25 November 2008

A fistful of Rosetta stones

Reusing information after it has passed its initial shelf life is a bigger issue than it ought to be.
If I want to read what Bishop Erik Pontoppidan had to say about sea serpents in in the eighteenth century CE, state expenditures in Babylon of the sixth century BCE, or records from Ptolemaic Egypt, the source material can be read as long as I can get my hands on it. Admittedly, this relies on the work of translators, scholars, and sometimes hard won discoveries such as the Rosetta stone which enable their efforts. By and large, though, once a translation has been made I can count on its usefulness throughout my natural life and beyond. Age and medium are not problems in themselves.
Digital information, which is by definition recent and (you might think) ought to be more easily accessible, and more carefully curated, can sometimes be harder to reach than Pontoppidan or Nebuchadnezzar.
A charitable organisation recently presented me with a twenty year old digital data set for analysis. It was the only copy in the world of a large and detailed longitudinal epidemiological study ... and it was backed up onto a box of VHS video cassettes.
The first fear was for the vulnerability of the storage medium. Magnetic tape deteriorates with time, and is notoriously inclined to wind itself around capstans and other inner workings of the machinery used to play it. The stored signal also tends to "print through" from layer to layer when stored unplayed for long periods.
Finding a VHS cassette player wasn’t too difficult (though in another few years it may well be). One which was usefully connected to a PC (my first Rosetta stone) was more of a challenge, but an unsung hero in a university IT department was able to copy the content onto a backed up network where it would be safe.
Reading the backup files was another matter. After investigating several defunct VHS backup systems, I eventually found a helpful computer hobbyist in Albania who had a copy of the necessary restore program (my second Rosetta stone). With that, we were able to decode the backups to yield sets of files created and saved by the spreadsheet Wingz.
Now, if you are thinking that you've never heard of Wingz, it was a spreadsheet program from Informix. It was ground breaking in its day, far ahead of its time ... but that day and time came to an end in 1994.
GenStat has a well deserved reputation for being able to import a wide range of file formats, so I tried it. No dice: even GenStat was stumped. On the off chance, though, I sent a hopeful email off to VSNi (suppliers of GenStat) late on Friday afternoon, asking if they had any suggestions. By Saturday morning I had a response, and a solution "from our expert in NZ". I was offered a direct file format import solution in a week or two, or an immediate workaround; how's that for service?

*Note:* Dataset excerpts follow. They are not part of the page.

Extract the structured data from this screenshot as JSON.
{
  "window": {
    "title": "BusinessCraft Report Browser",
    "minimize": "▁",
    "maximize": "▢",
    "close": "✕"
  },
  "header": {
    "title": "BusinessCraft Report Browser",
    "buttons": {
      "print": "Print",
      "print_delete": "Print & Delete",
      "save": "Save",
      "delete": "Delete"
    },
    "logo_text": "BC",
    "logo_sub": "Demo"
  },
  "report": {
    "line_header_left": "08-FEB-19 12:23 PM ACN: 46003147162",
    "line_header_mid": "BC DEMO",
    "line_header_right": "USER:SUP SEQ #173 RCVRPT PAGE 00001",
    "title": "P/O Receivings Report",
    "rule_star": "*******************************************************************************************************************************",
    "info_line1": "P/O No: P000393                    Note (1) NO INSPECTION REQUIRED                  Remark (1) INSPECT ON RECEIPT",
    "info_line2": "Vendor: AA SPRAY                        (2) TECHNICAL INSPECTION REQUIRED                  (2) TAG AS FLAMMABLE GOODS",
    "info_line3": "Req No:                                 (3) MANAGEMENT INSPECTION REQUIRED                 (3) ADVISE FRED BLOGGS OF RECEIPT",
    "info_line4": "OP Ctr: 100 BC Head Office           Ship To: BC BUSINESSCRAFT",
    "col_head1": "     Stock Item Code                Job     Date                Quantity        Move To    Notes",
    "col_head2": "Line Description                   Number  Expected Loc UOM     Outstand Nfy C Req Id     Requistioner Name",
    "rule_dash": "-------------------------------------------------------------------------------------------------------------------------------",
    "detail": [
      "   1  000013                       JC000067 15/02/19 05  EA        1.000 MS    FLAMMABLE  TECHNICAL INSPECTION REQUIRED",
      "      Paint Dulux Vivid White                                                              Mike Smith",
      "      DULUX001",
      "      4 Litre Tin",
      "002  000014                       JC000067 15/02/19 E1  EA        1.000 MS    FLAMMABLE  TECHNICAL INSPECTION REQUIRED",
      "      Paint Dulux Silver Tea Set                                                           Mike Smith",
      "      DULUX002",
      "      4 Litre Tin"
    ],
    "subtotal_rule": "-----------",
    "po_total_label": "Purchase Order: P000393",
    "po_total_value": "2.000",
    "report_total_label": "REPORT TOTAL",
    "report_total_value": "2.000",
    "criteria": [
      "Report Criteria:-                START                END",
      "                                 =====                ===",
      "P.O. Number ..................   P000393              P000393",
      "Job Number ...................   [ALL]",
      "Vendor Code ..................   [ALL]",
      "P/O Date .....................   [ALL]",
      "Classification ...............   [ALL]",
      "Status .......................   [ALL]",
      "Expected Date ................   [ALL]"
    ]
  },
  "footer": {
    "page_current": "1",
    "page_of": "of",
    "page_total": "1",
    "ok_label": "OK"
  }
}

The immediate workaround (which worked a treat) involved yet another Rosetta stone. This time it was a nominal "player" application for Wingz files. I say nominal because the application is actually much more than a player: I could, if I so wished, create and save new Wingz files with it, and manipulate them with Hyperscripts. More usefully in my particular case, I could load the epidemiology files into it and then save them as WK2 (middle period Lotus 123) format. WK2 files are readable by a number of current worksheet oriented products, so could then be saved yet again in any form I wished.
Interestingly, the source of this player application is a US academic user (Professor Tom O'Haver at the University of Maryland's Department of Chemistry and Biochemistry) who generated and still uses "virtual lab" teaching models in Wingz which he is gradually migrating to OpenOffice Calc.
After rigorously checking that the results were preserving the integrity of the original data, it was a fairly simple process to convert the whole archive. An alternative would have been to copy and paste via the Windows clipboard, but file saves were more elegant and preserved fuller numerical precision.
By invoking the Rosetta stone I am not, of course, seriously comparing myself to Young and Champollion. Nevertheless ... that this degree of ingenuity should be required to read information recorded only two decades ago does make you think, dunnit?